L’Altai mongol est ce coin du pays dont on parle peu dans les guides generalistes, et qui merite pourtant un article a part. Tout y est un peu decale : la population n’est pas mongole mais kazakhe, la religion n’est pas bouddhiste mais musulmane sunnite, la langue parlee n’est pas le mongol mais le kazakh turcophone, le paysage n’est pas steppique mais alpin, et une tradition unique au monde — la chasse a l’aigle royal dressee — y survit encore aujourd’hui. Cet article presente les grandes lignes de ce territoire et ce qu’un voyageur peut y vivre.
Une Mongolie differente : la province de Bayan-Olgii
L’Altai mongol proprement dit est dans sa majorite situe dans la province de Bayan-Olgii (Olgii, qui signifie berceau en kazakh), la plus occidentale des 21 provinces du pays. Elle couvre environ 46 000 kilometres carres (la taille de la Suisse) et compte environ 100 000 habitants, dont la grande majorite vit dans une dizaine de petits villages disperses le long des vallees. La densite demographique est environ 2 habitants au kilometre carre, mais avec de grandes zones completement inhabitees.
La population de Bayan-Olgii est particuliere dans le contexte mongol : environ 88 a 90 pour cent sont des Kazakhs, un peuple turcophone musulman sunnite qui partage ses origines et sa culture avec les Kazakhs du Kazakhstan voisin (au-dela de la frontiere, a quelques dizaines de kilometres seulement). Les Mongols orthodoxes bouddhistes representent moins de 10 pour cent de la population de la province, et certains villages sont presque exclusivement kazakhs.
Cette composition ethnique change completement l’experience d’un voyageur qui arrive de l’Altai apres avoir visite d’autres regions de Mongolie. Les mosquees se substituent aux monasteres bouddhistes, le kazakh remplace le mongol dans les conversations quotidiennes, les costumes traditionnels (longue robe brodee zhelek pour les femmes, veste en fourrure shapan pour les hommes) sont differents, la cuisine integre plus de plats turcs centro-asiatiques et moins de plats mongols classiques. On est dans une autre Mongolie.
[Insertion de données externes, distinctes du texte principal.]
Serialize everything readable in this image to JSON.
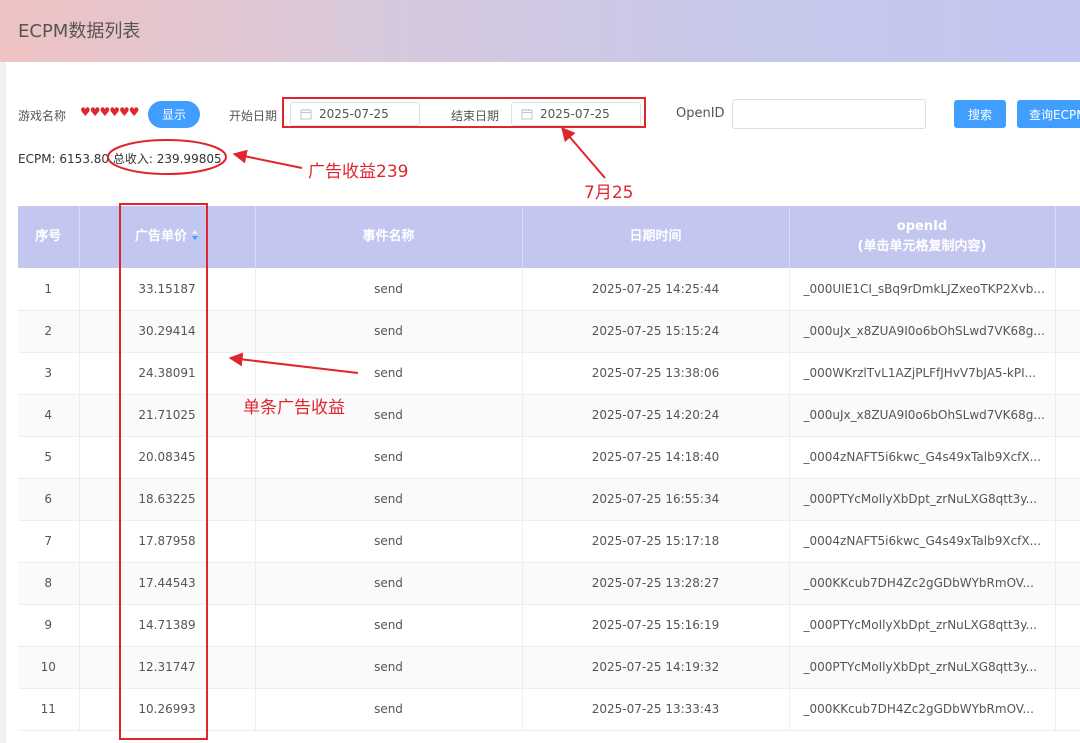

L’histoire de cette implantation est liee au XIXe siecle : plusieurs milliers de familles kazakhes ont fui le Xinjiang chinois voisin pour echapper a la persecution et se sont installees dans cette zone montagneuse de l’empire russe puis de la Mongolie naissante. Elles y ont conserve leur langue, leur religion et leurs traditions, formant aujourd’hui une communaute distincte et reconnue.
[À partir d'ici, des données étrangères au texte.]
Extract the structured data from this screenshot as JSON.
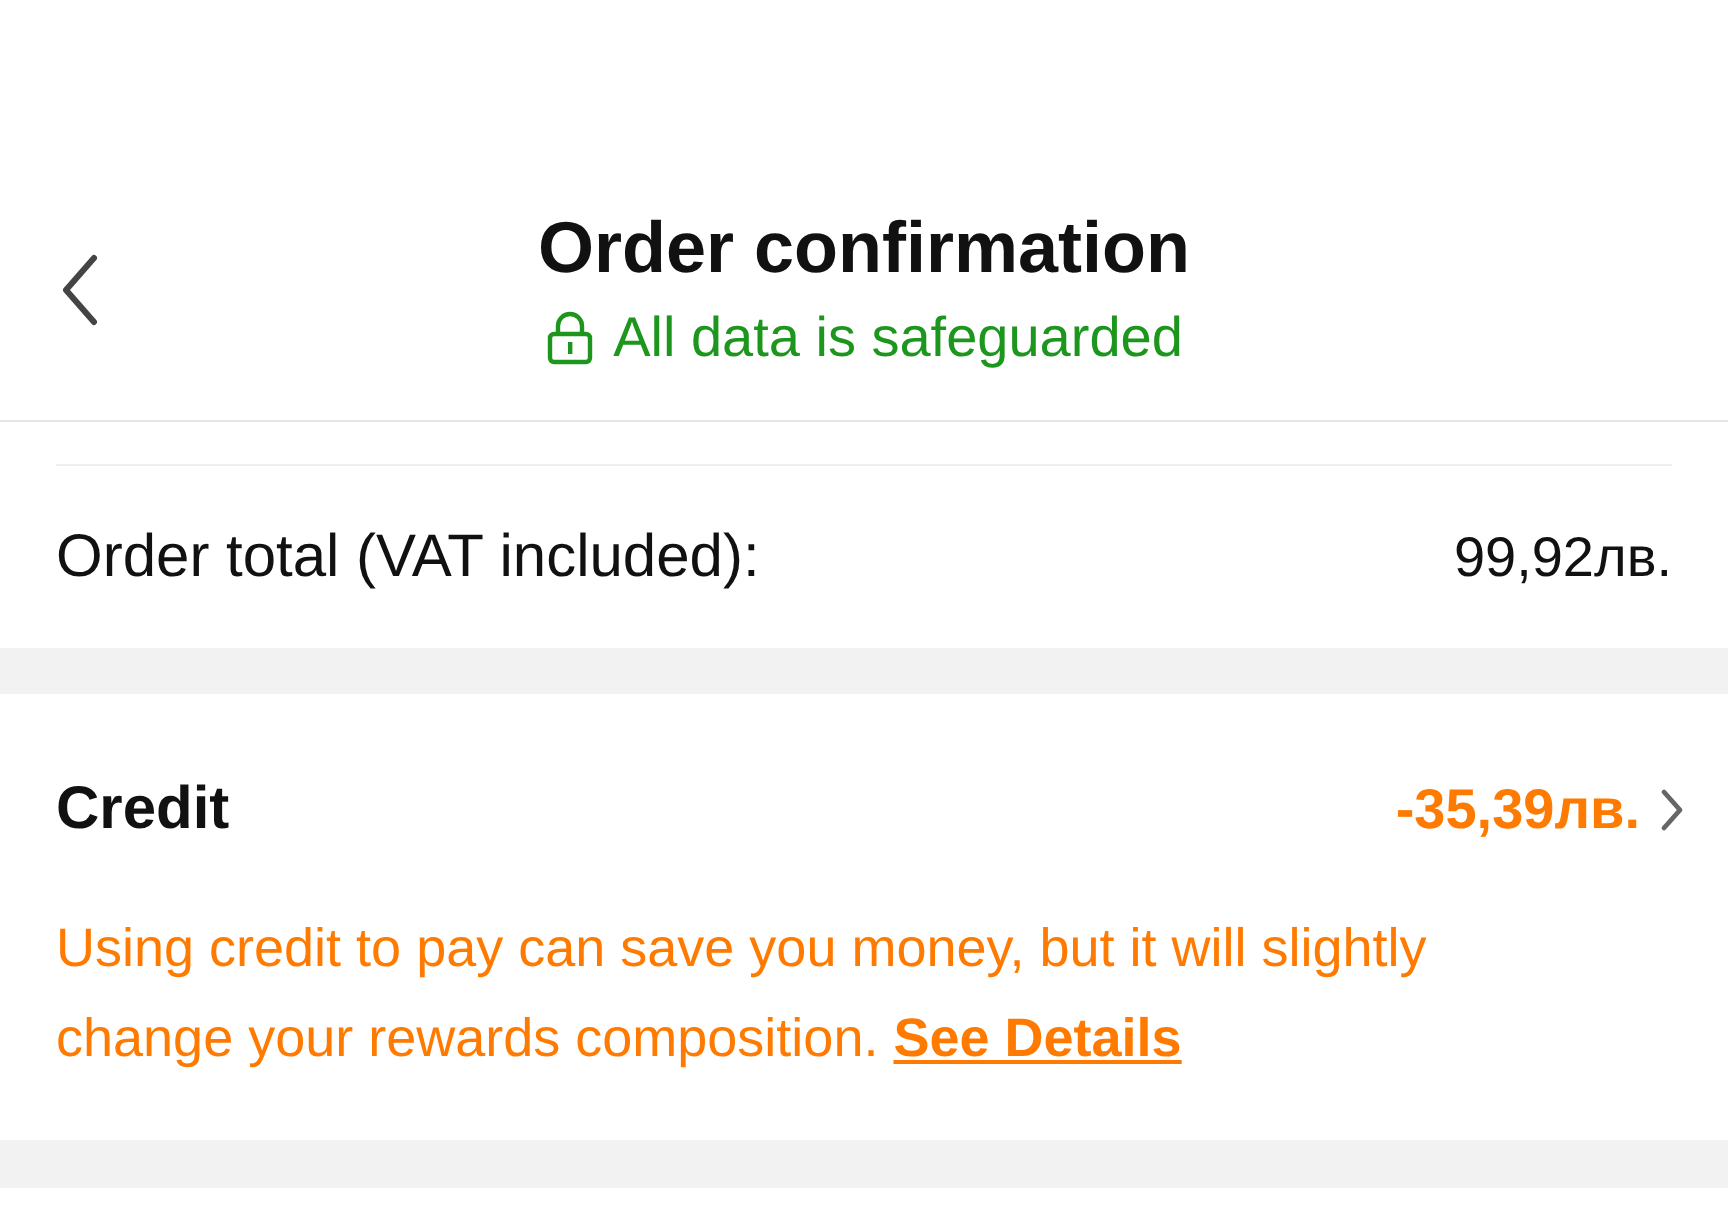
{
  "header": {
    "title": "Order confirmation",
    "security_note": "All data is safeguarded"
  },
  "order_total": {
    "label": "Order total (VAT included):",
    "value": "99,92лв."
  },
  "credit": {
    "label": "Credit",
    "value": "-35,39лв.",
    "note": "Using credit to pay can save you money, but it will slightly change your rewards composition.",
    "link": "See Details"
  }
}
La chasse a l’aigle royal : tradition millenaire
L’art de la chasse a l’aigle royal dressee est probablement la particularite la plus unique et la plus connue de l’Altai mongol. C’est une tradition ancestrale, documentee depuis au moins 2000 ans chez les peuples nomades d’Asie centrale, et qui survit aujourd’hui principalement chez les Kazakhs de Bayan-Olgii. Environ 250 chasseurs actifs pratiquent encore cette activite, presque tous des hommes, souvent transmise de pere en fils depuis plusieurs generations.
Le processus est long et complexe. Un berkutchi (chasseur a l’aigle en kazakh) commence generalement par capturer un jeune aigle royal (Aquila chrysaetos) dans un nid de falaise au debut du printemps, a l’age de quelques semaines. L’animal est ramene a la maison et commence une education qui durera plusieurs mois : familiarisation avec la presence humaine, habituation au port du capuchon tomaga qui couvre la tete de l’aigle au repos, premiers entrainements a la chasse au leurre. Les aigles dresses vivent avec leur maitre pendant 7 a 10 ans, puis sont generalement rendus a la nature quand leur age reproductif approche, pour qu’ils puissent se reproduire librement.
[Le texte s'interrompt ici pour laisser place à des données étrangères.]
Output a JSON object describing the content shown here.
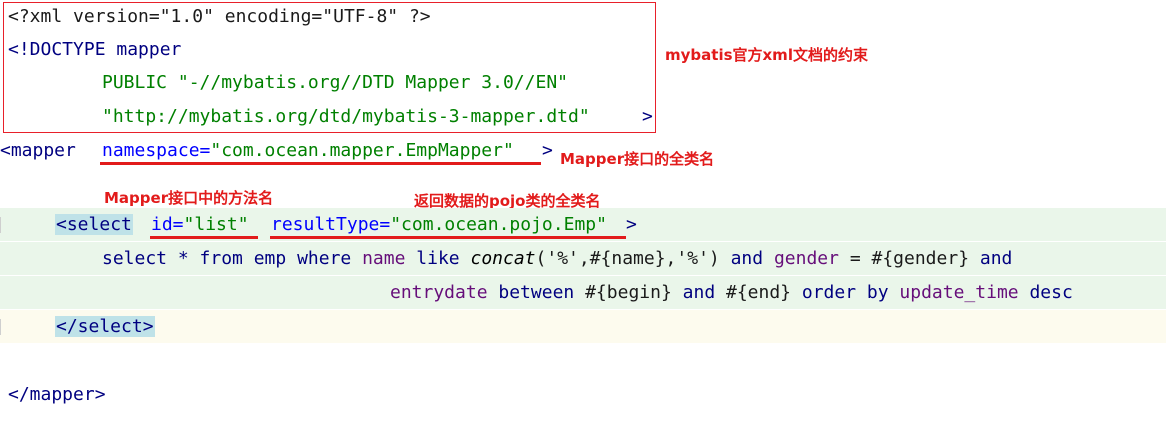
{
  "xml_declaration": "<?xml version=\"1.0\" encoding=\"UTF-8\" ?>",
  "doctype": {
    "open": "<!DOCTYPE mapper",
    "public": "PUBLIC \"-//mybatis.org//DTD Mapper 3.0//EN\"",
    "dtd_prefix": "\"http://mybatis.org/dtd/mybatis-3-mapper.dtd\"",
    "dtd_close": ">"
  },
  "mapper_open": {
    "tag": "<mapper",
    "namespace": "namespace=\"com.ocean.mapper.EmpMapper\"",
    "close": ">"
  },
  "select_open": {
    "open_angle": "<",
    "tag_name": "select",
    "id_attr": "id=",
    "id_value": "\"list\"",
    "rt_attr": "resultType=",
    "rt_value": "\"com.ocean.pojo.Emp\"",
    "close": ">"
  },
  "sql": {
    "line1": {
      "p1": "select * from emp where ",
      "p2": "name",
      "p3": " like ",
      "p4": "concat",
      "p5": "('%',#{name},'%') ",
      "p6": "and",
      "p7": " ",
      "p8": "gender",
      "p9": " = #{gender} ",
      "p10": "and"
    },
    "line2": {
      "p1": "entrydate",
      "p2": " between ",
      "p3": "#{begin} ",
      "p4": "and",
      "p5": " #{end} ",
      "p6": "order by ",
      "p7": "update_time",
      "p8": " desc"
    }
  },
  "select_close": "</select>",
  "mapper_close": "</mapper>",
  "annotations": {
    "header": "mybatis官方xml文档的约束",
    "namespace": "Mapper接口的全类名",
    "method": "Mapper接口中的方法名",
    "result_type": "返回数据的pojo类的全类名"
  },
  "colors": {
    "annotation_red": "#e21b1b",
    "tag_blue": "#000080",
    "attr_blue": "#0000ff",
    "value_green": "#008000",
    "line_highlight": "#eaf6ea"
  }
}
La chasse reelle se pratique en hiver, de decembre a fevrier, quand le paysage est couvert de neige et que le gibier (renards, lievres, parfois jeunes loups) ressort facilement visible. Le chasseur monte sur son cheval, l’aigle perche sur son bras gauche protege par un biyalai (gant de cuir epais), monte vers les hauteurs d’ou l’on peut observer les vallees. Quand un gibier est repere, le capuchon est retire et l’aigle s’envole en piquant sur la proie.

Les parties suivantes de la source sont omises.